Pour la majorité relative qui soutient Poutine et son parti (Russie Unie), appendice de l'appareil d’Etat, il représente une garantie que la Russie ne sera pas agressée par les impérialismes dominants qui entendent soumettre la Russie à leurs diktats et surtout s'emparer de ses richesses. Poutine, entretient ce sentiment par un nationalisme exacerbé qui détourne les sentiments patriotiques forgés dans la période soviétique. L'église orthodoxe, joue un rôle central dans cette bataille idéologique pour donner une force nouvelle au sentiment d'appartenance nationale. Cette «union sacrée» autour des intérêts de l'impérialisme russe est partagée par la grande majorité des forces politiques.

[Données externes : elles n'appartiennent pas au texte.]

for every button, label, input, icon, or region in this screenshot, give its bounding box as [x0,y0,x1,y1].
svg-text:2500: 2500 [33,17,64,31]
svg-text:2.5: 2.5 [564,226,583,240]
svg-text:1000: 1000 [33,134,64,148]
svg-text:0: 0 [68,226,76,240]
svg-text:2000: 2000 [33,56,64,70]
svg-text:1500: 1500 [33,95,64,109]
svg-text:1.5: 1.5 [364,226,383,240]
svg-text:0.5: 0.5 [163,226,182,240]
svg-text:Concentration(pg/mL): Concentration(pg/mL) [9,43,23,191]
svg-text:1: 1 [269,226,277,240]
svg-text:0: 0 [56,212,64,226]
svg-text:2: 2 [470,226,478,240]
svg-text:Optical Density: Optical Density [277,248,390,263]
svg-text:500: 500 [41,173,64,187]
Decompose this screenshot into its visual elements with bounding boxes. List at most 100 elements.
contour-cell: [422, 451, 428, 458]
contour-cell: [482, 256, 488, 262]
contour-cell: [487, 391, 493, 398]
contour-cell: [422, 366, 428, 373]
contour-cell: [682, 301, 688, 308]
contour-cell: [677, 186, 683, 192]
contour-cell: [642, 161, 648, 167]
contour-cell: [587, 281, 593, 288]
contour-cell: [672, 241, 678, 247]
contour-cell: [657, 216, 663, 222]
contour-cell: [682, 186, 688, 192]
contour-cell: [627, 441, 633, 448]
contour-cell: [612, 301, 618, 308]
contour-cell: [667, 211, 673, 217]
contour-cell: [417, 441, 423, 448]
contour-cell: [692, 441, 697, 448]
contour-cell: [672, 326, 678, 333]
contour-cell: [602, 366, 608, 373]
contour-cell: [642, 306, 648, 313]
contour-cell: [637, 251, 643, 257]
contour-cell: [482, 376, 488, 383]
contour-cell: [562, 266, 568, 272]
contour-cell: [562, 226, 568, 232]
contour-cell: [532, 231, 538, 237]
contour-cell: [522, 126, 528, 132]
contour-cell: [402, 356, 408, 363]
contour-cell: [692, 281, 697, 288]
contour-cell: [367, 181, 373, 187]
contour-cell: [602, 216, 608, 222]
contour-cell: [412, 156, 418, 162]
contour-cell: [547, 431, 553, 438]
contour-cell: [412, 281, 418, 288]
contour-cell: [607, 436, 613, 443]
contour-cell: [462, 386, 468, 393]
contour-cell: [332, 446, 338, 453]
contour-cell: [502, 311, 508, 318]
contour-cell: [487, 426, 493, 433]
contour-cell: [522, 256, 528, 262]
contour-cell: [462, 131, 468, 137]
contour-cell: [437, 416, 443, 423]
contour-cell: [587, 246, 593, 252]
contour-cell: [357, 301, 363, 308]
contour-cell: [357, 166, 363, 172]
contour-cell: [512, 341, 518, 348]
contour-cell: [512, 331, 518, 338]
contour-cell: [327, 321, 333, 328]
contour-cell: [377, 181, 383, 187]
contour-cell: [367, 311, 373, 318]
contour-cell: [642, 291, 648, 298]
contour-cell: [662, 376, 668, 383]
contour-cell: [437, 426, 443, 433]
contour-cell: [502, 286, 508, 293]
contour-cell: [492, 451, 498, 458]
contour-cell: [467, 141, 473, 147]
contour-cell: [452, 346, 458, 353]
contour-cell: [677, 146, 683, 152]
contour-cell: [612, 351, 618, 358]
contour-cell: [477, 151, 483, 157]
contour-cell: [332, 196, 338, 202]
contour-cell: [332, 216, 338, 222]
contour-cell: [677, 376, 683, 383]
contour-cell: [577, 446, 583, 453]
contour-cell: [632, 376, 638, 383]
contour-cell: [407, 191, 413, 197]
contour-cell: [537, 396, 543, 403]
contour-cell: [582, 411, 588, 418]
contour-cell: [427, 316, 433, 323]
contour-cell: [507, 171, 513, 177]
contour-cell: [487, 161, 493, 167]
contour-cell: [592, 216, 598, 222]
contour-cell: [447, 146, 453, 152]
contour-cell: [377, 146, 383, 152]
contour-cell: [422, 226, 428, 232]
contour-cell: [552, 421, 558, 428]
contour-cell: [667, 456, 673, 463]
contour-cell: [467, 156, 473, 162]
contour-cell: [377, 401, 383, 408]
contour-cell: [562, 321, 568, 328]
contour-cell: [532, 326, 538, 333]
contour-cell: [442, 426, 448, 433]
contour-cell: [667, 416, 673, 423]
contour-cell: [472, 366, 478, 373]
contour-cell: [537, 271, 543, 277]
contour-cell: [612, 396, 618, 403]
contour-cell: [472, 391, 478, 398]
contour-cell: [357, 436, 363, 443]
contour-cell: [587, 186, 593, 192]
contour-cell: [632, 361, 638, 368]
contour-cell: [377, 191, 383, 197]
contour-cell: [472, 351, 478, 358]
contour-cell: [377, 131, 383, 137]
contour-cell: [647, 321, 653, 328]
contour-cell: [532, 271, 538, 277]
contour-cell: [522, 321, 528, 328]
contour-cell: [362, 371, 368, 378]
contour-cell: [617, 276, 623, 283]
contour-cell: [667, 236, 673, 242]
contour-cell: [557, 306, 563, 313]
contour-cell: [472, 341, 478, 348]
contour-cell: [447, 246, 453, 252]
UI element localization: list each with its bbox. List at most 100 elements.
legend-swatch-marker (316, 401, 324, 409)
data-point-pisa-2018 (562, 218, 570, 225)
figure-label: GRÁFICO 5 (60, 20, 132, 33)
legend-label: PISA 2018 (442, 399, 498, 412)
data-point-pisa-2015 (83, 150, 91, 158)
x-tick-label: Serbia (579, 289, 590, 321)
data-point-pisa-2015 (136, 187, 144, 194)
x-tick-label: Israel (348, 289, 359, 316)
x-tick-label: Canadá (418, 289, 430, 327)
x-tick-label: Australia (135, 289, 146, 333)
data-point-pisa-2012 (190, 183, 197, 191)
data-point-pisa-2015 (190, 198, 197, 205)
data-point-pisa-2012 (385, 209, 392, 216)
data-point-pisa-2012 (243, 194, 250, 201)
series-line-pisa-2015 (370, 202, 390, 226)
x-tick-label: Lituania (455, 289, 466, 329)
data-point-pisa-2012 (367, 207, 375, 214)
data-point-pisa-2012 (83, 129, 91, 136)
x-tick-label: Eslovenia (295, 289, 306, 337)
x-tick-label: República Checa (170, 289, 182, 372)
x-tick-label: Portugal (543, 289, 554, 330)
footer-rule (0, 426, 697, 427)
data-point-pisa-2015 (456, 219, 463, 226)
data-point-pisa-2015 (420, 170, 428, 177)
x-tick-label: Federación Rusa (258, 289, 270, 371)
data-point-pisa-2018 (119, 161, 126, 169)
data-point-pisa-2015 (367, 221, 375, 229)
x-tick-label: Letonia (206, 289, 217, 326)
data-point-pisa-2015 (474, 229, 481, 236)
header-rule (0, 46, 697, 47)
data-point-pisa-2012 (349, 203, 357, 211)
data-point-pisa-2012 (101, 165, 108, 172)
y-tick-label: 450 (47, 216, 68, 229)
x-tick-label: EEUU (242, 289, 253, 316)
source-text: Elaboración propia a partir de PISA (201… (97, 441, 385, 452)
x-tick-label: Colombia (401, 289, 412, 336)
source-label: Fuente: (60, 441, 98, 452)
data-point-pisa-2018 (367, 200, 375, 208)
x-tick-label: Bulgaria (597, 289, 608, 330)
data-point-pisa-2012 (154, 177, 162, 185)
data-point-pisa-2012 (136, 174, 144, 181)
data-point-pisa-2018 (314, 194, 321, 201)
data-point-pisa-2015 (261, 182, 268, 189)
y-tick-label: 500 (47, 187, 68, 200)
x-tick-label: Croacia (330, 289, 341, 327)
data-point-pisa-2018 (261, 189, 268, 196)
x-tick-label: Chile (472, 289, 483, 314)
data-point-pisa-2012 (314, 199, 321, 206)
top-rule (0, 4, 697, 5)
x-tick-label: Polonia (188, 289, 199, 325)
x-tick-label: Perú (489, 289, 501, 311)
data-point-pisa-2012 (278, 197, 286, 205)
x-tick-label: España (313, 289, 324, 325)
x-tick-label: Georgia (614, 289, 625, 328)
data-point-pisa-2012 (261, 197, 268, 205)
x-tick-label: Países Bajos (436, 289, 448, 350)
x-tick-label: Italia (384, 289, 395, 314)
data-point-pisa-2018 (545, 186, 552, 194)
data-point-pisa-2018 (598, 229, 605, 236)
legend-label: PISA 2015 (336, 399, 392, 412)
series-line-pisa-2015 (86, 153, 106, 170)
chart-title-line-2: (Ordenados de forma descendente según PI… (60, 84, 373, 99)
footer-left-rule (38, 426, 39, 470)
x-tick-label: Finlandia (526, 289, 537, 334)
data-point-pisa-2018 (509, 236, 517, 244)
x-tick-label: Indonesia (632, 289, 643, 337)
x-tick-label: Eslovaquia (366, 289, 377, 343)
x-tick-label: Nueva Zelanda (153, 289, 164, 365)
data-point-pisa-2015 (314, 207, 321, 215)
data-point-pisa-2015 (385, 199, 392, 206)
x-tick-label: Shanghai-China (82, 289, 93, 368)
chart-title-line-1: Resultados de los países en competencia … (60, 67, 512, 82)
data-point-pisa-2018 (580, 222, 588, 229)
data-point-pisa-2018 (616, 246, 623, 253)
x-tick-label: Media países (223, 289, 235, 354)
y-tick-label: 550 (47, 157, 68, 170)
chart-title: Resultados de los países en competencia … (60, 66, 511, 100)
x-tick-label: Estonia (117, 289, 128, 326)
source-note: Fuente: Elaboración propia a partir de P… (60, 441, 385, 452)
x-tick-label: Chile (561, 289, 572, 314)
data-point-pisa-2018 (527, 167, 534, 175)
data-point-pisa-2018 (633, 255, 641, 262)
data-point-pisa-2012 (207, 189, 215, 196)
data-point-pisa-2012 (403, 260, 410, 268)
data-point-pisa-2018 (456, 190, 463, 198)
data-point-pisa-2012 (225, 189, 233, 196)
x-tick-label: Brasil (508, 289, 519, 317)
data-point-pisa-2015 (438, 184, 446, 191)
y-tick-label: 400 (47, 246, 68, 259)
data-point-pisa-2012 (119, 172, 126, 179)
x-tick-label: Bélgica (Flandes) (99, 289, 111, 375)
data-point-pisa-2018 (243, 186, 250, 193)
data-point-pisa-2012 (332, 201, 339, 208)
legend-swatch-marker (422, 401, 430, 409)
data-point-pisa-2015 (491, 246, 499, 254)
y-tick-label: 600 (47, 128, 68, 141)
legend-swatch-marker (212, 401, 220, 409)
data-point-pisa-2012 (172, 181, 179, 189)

Si le Parti Communiste de la Fédération de Russie (PCFR) critique la politique de Poutine, c'est moins pour son orientation générale que parce qu'elle n'est pas selon lui suffisamment conséquente quant à la défense des intérêts russes. De manière significative, son candidat, un ancien du parti Russie Unie, qui est le directeur d'une grande entreprise agricole ne met en cause ni les privatisations ni la politique étrangère de l'état russe. Dans son discours, le candidat soutenu par le PCFR ignore la lutte des classes. Il s'agit donc d'une «opposition» formelle. Il est facile de comprendre dans ces conditions que les travailleurs se détachent de ce parti. L'autre parti communiste le Parti Communiste des Ouvriers de Russie n'a pas été autorisé à présenter de candidat, ne réunissant pas, selon les dires de la commission électorale les conditions requises. Quand on connaît le degré de dépendance de cette commission vis-à-vis des autorités, on peut imaginer sans peine qu'il s'agit d'une interdiction politique.
Notre solidarité va en premier lieu au peuple travailleur de Russie, à tous ceux qui combattent la politique du gouvernement de l'oligarchie bourgeoise russe et en premier lieu au Parti Communiste des ouvriers de Russie.